Pausa para atender um cliente.
-Uma vez – eu continuei – meu primo colocou para que eu ouvisse a Starway To Heaven, e eu comecei a ouvir aquela introdução com o violão e flauta e acabei dizendo que não tinha gostado e perguntei como aquela música poderia ser um clássico do rock.
-Putz, cara!
-É, eu sei, mas eu era ainda um jovem Padawan com muito a aprender e uma melodia mais bem elaborada no meio do barulho que meus ouvidos estavam acostumados me causou estranhamento. Estava numa fase Ramones e Nirvana.
-Mas depois você começou a gostar de Led?
-Muito, mas também não deixei de gostar de uma sujeira punk, mas só que menos. Porque como eu disse, comecei a ler, ouvir e ver muita coisa. Então fiquei meio perdido e só depois comecei a ver o que eu realmente curtia. O que também aconteceu com os filmes.
Assisti à vários filmes meio que como uma obrigação. Assisti filmes clássicos e famosos só para depois poder dizer que, eu tinha visto um filme da Marlyn Monroe ou do Alfred Hitchcock, entre outros. Acabei passando para frente pedaços de Apocalypse Now e Laranja Mecânica quando os assisti pela primeira vez. Eu sei que foi uma grande besteira, mas que depois foi reparada com a devida apreciação destes clássicos, um tempo mais tarde.
-Hehehehe, falou bonito. Mas então quais são os filmes que você mais gostou depois de tudo isso?

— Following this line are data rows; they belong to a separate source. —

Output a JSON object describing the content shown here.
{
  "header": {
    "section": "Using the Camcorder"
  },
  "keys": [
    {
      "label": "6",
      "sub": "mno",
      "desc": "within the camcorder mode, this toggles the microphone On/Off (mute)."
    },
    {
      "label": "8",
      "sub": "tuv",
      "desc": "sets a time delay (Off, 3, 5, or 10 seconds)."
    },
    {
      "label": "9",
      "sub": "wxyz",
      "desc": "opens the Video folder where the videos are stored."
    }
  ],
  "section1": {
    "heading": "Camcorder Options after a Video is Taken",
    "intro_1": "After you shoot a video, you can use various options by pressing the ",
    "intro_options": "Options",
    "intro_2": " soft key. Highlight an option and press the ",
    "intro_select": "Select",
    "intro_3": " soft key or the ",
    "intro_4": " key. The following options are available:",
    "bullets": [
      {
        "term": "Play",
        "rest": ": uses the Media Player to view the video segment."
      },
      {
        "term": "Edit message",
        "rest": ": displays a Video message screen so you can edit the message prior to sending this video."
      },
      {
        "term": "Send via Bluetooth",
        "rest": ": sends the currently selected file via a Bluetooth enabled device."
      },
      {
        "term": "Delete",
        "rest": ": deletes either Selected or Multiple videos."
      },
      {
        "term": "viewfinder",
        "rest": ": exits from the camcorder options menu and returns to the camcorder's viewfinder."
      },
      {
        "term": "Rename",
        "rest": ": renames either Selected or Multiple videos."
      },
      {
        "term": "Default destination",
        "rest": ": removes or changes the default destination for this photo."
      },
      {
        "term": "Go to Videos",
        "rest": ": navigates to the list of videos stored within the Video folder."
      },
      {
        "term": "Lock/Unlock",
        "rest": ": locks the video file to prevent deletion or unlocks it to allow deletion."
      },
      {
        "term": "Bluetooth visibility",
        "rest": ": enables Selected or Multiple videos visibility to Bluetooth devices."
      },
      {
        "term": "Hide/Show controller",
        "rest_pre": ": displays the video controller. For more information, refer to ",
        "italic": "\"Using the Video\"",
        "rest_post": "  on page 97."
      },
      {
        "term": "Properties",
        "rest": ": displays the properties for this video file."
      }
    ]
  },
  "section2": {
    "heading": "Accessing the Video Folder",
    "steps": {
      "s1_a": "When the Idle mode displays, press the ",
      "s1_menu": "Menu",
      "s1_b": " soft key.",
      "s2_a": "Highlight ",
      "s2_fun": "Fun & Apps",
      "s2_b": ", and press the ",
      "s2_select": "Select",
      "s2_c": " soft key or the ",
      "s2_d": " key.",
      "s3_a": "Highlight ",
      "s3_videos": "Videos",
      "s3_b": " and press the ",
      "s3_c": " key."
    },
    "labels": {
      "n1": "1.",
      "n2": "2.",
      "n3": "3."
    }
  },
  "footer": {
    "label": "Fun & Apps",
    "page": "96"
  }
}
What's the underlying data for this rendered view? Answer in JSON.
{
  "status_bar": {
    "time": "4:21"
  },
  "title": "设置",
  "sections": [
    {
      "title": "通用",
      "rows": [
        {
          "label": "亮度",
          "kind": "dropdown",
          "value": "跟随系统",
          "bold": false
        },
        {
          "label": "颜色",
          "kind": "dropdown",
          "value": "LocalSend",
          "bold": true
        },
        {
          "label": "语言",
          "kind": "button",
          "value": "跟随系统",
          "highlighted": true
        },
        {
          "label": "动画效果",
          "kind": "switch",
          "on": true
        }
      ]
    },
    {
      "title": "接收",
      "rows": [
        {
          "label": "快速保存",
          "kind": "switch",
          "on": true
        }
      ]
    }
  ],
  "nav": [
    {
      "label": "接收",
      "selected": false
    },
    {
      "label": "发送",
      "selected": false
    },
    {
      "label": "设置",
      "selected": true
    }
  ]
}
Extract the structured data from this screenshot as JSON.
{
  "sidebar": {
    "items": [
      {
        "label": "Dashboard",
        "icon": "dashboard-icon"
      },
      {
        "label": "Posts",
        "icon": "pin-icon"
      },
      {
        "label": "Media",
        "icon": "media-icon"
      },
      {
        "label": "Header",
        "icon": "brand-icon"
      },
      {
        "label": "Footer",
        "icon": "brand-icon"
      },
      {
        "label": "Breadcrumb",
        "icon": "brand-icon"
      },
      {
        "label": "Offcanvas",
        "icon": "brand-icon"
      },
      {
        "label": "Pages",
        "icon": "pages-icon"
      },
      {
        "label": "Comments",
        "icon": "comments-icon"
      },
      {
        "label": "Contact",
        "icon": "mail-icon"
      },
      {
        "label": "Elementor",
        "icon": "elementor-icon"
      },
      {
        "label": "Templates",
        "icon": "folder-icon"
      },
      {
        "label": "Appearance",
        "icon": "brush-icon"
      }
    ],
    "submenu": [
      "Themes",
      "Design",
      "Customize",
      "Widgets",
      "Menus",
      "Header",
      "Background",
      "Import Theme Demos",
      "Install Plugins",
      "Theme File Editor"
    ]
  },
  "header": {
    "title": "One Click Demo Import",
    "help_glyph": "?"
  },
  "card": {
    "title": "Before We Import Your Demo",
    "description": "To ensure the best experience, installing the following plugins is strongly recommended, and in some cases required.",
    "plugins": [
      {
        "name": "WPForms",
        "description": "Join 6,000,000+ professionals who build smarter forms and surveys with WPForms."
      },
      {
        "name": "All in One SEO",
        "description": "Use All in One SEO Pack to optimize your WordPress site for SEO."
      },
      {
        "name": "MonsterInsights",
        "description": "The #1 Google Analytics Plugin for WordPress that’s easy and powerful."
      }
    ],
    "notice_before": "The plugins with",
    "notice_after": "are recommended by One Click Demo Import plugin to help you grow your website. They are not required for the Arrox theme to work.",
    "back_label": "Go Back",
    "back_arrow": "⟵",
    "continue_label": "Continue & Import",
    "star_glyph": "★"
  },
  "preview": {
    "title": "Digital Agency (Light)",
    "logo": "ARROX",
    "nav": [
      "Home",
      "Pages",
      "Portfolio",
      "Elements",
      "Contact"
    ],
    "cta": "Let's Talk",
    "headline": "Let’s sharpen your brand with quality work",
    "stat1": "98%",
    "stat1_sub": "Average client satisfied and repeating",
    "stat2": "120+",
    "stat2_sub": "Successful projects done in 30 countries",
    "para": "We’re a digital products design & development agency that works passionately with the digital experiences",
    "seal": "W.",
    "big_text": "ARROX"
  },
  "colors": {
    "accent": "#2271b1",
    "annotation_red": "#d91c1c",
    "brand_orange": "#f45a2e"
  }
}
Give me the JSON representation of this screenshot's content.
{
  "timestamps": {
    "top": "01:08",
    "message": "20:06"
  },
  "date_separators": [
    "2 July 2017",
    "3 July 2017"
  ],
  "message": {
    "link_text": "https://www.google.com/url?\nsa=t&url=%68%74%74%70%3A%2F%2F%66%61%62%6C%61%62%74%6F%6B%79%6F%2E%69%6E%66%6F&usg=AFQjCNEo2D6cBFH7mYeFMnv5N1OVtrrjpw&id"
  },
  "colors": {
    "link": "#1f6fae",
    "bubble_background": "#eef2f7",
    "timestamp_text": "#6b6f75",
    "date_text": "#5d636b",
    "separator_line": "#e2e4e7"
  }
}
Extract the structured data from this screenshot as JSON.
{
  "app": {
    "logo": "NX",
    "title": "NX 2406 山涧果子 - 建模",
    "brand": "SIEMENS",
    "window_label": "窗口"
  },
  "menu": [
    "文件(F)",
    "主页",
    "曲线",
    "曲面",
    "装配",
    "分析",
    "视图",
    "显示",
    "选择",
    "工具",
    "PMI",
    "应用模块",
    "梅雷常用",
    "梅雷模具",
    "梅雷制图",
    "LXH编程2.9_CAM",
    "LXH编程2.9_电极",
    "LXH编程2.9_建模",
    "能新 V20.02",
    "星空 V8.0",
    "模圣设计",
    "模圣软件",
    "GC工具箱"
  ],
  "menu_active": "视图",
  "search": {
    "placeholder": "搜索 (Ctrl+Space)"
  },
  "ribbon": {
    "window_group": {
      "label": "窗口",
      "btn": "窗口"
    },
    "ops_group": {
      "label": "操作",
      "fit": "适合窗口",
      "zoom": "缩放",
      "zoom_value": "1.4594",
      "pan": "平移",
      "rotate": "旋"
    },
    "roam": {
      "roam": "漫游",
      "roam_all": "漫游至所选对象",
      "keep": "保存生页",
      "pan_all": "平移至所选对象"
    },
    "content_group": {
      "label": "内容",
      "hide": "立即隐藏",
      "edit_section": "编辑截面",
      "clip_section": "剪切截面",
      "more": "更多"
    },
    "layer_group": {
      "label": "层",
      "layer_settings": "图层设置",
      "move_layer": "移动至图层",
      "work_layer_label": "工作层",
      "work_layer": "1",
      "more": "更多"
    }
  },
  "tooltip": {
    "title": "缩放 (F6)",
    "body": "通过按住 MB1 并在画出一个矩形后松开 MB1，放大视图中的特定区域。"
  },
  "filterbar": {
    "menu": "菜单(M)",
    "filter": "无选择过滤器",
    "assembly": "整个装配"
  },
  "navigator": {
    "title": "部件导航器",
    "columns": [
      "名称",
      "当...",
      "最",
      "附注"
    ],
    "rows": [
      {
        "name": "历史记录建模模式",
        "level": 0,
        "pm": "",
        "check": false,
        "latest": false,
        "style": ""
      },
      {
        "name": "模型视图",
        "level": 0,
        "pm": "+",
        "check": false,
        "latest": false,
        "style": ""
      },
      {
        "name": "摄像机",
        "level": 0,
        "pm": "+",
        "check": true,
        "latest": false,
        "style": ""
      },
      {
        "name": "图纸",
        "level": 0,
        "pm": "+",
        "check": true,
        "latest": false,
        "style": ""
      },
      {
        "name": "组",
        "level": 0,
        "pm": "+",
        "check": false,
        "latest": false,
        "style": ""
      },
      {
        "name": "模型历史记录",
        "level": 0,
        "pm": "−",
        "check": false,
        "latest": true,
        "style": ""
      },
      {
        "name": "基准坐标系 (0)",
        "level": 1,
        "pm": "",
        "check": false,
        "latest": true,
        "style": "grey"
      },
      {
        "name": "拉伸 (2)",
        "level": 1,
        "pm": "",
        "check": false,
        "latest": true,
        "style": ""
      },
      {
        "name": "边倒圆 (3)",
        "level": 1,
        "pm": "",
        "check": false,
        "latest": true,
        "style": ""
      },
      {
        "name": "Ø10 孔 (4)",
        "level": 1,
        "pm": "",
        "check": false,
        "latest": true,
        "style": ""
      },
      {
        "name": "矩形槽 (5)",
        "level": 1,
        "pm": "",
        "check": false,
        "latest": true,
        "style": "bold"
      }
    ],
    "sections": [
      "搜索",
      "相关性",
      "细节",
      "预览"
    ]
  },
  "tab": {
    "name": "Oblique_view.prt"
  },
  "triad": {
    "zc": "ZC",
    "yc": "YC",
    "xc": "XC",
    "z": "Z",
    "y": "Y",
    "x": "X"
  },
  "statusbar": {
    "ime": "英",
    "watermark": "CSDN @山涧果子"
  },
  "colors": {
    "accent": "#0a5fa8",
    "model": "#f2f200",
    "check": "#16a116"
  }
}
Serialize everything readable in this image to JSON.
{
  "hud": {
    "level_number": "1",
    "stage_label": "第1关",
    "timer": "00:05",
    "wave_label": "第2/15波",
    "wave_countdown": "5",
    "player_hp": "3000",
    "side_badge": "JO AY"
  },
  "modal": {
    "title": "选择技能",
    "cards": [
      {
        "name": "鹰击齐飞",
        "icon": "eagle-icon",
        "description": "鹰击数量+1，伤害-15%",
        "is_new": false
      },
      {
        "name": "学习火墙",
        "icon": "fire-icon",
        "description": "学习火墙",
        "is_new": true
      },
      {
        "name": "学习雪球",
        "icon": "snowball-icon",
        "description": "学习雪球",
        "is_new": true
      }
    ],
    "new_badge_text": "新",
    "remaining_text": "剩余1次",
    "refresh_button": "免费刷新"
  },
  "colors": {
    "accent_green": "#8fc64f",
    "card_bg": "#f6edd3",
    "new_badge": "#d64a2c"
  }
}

-Não sei bem. Tem uns que eu gosto muito, mas para fazer um ranking, eu acho que existem vários fatores a serem levados em conta.
Por exemplo, no caso dos filmes, você tem que assistir pelo menos três vezes a um filme para colocá-lo em uma lista de favoritos. Uma para conhecer, outra para rever e uma terceira para ter certeza. Aí sim você pode dizer que gosta mesmo dele. E eu acho também que você tem que diferenciar os seus favoritos e os que você acha que são os melhores filmes de todos os tempos, porque as pessoas às vezes se confundem com isso.
Às vezes você gosta muito de um filme que por muitos é considerado uma merda, mas é o seu gosto e pronto, acabou. Mas se você abre uma discussão de “Os Melhores”, as pessoas vão ter o direito de discordar.
-É verdade. Acho que eu vou tentar fazer minha lista de filmes – Eduardo disse.
-Pra passar o tempo?
-Também, mas eu acho que deve ser um bom exercício de introspecção.
-Hehehe. Você é da linha do você é o que você gosta?
-Não totalmente, mas acho que essas coisas importam um pouco na hora de definir nossa personalidade.
-Pode ser... Nossa, ficou meio Alta Fidelidade esse papo.
-Alta Fidelidade?
-É um filme baseado em um livro em que são discutidas essas idéias.
-Nunca ouvi falar.
-Pode anotar aí que é bom.
Aí a gente começou a fazer as listas, mas no final do dia não conseguimos chegar à um maldito veredicto, em nada.